Thursday, April 19, 2012

Fetal Pain

We all know children feel pain more acutely than adults. Parents know the experience of treating a child's mildly scraped knees as if, judging by the tears and shouts of our little ones, they were life-threatening injuries. How far back in life does the ability to experience pain reach? And what bearing does this have on the abortion issue?

Nurse Barbara Willke and her husband, Dr. John Willke, explain that unborn humans feel pain from 8 weeks after conception. They write: "What is needed is 1) a sensory nerve to feel the pain and send a message to 2) the thalamus, a part of the base of the brain, and 3) motor nerves to send a message to that area.
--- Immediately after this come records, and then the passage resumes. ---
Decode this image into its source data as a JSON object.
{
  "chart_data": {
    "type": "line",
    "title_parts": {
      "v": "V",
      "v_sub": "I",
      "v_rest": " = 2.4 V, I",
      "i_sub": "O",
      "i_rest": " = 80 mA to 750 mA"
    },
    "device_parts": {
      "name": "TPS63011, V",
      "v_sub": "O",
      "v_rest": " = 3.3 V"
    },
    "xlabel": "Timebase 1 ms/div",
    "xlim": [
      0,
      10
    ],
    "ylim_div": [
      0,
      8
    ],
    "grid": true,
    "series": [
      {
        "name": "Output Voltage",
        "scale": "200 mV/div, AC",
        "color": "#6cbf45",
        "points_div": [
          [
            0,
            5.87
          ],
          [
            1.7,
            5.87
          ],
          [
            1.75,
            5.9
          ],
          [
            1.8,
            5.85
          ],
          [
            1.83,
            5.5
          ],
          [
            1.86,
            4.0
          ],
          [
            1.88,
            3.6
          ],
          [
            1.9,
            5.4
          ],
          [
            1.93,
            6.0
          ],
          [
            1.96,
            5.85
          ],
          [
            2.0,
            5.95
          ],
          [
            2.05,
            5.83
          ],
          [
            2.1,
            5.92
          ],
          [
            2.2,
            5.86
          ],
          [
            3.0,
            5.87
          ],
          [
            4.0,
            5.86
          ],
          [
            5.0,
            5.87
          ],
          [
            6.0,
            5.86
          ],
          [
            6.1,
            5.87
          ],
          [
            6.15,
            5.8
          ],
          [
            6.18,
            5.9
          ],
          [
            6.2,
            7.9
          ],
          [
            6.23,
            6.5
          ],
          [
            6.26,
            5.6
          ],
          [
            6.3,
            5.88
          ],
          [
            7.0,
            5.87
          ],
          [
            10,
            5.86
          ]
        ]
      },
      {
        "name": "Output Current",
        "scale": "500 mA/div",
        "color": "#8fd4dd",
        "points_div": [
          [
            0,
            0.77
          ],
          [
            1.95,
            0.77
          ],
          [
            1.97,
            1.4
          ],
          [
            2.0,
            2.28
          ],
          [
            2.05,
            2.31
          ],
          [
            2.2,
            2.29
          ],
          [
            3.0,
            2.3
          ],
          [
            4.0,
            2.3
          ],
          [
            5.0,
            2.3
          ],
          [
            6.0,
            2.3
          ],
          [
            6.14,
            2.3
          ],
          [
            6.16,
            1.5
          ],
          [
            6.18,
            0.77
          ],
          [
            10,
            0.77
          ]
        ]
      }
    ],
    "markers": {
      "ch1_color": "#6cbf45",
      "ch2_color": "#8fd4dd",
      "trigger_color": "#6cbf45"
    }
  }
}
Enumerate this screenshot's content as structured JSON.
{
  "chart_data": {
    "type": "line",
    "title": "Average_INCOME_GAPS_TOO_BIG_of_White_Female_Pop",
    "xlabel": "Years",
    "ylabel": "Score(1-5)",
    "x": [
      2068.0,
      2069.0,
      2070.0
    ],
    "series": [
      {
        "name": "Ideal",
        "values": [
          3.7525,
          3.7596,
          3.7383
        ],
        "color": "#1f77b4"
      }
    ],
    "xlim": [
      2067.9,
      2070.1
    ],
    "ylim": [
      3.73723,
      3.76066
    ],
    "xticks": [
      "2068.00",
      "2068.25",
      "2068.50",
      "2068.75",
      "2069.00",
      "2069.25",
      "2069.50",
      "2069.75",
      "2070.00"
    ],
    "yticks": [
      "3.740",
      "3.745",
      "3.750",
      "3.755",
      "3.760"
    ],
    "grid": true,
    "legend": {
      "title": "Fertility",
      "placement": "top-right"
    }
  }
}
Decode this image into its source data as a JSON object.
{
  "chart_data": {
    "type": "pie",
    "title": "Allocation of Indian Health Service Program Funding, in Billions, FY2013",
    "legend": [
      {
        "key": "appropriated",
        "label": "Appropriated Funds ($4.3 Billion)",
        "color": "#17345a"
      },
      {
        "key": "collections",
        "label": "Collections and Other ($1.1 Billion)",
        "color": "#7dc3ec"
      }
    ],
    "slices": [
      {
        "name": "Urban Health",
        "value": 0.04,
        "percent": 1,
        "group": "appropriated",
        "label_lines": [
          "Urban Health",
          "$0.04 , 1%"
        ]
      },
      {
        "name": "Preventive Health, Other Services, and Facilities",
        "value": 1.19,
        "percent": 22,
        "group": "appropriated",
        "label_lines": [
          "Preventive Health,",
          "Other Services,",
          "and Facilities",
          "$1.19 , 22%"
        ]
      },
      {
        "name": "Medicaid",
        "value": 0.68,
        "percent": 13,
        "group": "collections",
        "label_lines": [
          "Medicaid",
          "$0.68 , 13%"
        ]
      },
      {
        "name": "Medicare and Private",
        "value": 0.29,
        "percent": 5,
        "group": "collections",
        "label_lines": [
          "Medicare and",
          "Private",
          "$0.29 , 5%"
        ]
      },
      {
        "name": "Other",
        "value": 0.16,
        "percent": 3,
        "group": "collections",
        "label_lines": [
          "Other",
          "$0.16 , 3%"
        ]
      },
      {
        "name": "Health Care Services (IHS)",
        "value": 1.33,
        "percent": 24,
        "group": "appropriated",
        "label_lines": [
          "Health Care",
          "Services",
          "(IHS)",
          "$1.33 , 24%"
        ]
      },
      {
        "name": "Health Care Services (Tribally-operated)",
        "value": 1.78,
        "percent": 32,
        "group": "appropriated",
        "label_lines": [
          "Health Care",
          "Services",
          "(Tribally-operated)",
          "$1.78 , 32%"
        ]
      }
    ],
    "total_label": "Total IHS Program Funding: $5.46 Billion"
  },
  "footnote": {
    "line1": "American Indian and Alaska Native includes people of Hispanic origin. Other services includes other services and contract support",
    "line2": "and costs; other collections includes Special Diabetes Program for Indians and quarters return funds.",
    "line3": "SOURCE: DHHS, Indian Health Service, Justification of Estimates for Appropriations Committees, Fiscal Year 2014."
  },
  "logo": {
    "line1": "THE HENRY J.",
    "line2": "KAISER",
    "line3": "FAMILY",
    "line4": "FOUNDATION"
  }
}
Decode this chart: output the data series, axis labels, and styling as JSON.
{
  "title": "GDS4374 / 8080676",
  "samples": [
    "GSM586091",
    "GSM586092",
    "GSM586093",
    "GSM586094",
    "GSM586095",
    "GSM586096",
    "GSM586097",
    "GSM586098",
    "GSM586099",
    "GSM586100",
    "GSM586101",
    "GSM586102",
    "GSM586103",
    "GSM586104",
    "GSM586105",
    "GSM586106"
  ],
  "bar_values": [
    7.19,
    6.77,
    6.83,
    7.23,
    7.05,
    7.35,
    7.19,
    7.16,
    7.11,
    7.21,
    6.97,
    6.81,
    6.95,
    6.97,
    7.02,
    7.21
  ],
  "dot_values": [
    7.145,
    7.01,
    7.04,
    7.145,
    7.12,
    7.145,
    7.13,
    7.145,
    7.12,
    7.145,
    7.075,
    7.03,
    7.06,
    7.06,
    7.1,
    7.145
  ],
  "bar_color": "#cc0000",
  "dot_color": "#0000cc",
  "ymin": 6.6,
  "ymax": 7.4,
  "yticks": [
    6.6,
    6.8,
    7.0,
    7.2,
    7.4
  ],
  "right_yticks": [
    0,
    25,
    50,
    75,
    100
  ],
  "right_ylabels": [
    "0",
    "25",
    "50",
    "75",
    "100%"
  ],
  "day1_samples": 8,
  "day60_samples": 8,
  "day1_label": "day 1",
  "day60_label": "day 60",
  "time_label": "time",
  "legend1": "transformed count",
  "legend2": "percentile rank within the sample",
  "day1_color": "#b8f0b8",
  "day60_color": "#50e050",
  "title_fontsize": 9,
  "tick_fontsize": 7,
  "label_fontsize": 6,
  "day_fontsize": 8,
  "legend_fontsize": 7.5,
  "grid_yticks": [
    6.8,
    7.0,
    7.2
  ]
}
These are present at 8 weeks." Referencing a 1980 British Medical Journal article entitled "What the fetus feels", the Willke's continue: "Try sticking an 8 week old fetus in the palm of his hand. He opens his mouth and pulls his hand away. A more technical description would add that changes in heart rate and fetal movement also suggest that intrauterine manipulations are painful to the fetus." Naturally, ability to feel pain continues for the rest of a child's time in the womb and into post-birth life.

Concern that children not suffer unjust pain features more and more prominently in Swaziland's public discussions. Let us take one step to ensure children do not suffer unjust pain and punishment by making sure no child experiences the excruciating and inescapable pain of a life-ending abortion. No to abortion; yes to life.

Rudy Poglitsh
rpoglitsh@live.com
more letters at http://letterstotheTOS.blogspot.com

Saturday, April 14, 2012

Easter

"I just have no words to describe what I went through when I woke up from the anaesthetic [after the abortion]. I cry as I write this. I wanted to slice myself up, to get a gun and blow my head off."

"I was in shock for two weeks after the abortion. I didn't talk about it and carried on life as normally as I could. But the veil of denial lifted and I sobbed uncontrollably for days...For five years after, I continued to have periods of sobbing that lasted hours."

"On returning home from the hospital [after the abortion], I could not stop crying. For three days I felt if I killed myself I could catch up with my baby and have it back."

So speak many women after their abortions. These and other mothers suffer deep and long-lasting regret from ending the lives of their babies. In this Easter season, however, there is hope. Consider this woman's testimony.

"When I was so ill with depression and guilt [after my abortion] I was continually confronted with one particular scripture: 'And we know that God causes all things to work together for good to those who love God, to those who are called according to His purpose.' (Romans 8:28) I had a difficult time believing that this colud apply to something as destructive and devastating as my abortion. After all, my baby had died and I was completely shattered, unable to function in a normal manner...[Eventually] God began to patiently show me how this scripture could be fulfilled in my life. First, I began to recognize that the pain I was experiencing had given me insights on suffering, sin, and forgiveness. It also gave me a great desire to live in obedience to God; in fact, my depression was the catalyst for both myself and my husband to come to know the Lord...I do not want to be misunderstood. I am not thankful I had an abortion. But I am extremely grateful that God has used such a tragedy to bring me to Him and to teach me. I am very grateful that He has used this to ultimately make me a stronger person..."

In this Easter season, let us remember that God turned the unjust and cruel death of Christ into a glorious resurrection three days later. He can also relieve and reverse the sorrow of abortion. God turned the pain and death of Good Friday into the everlasting joy of Easter Sunday. God invites all women who suffer from grief from their abortions into his forgiveness and healing. Turn to him for healing, hope, and wholeness.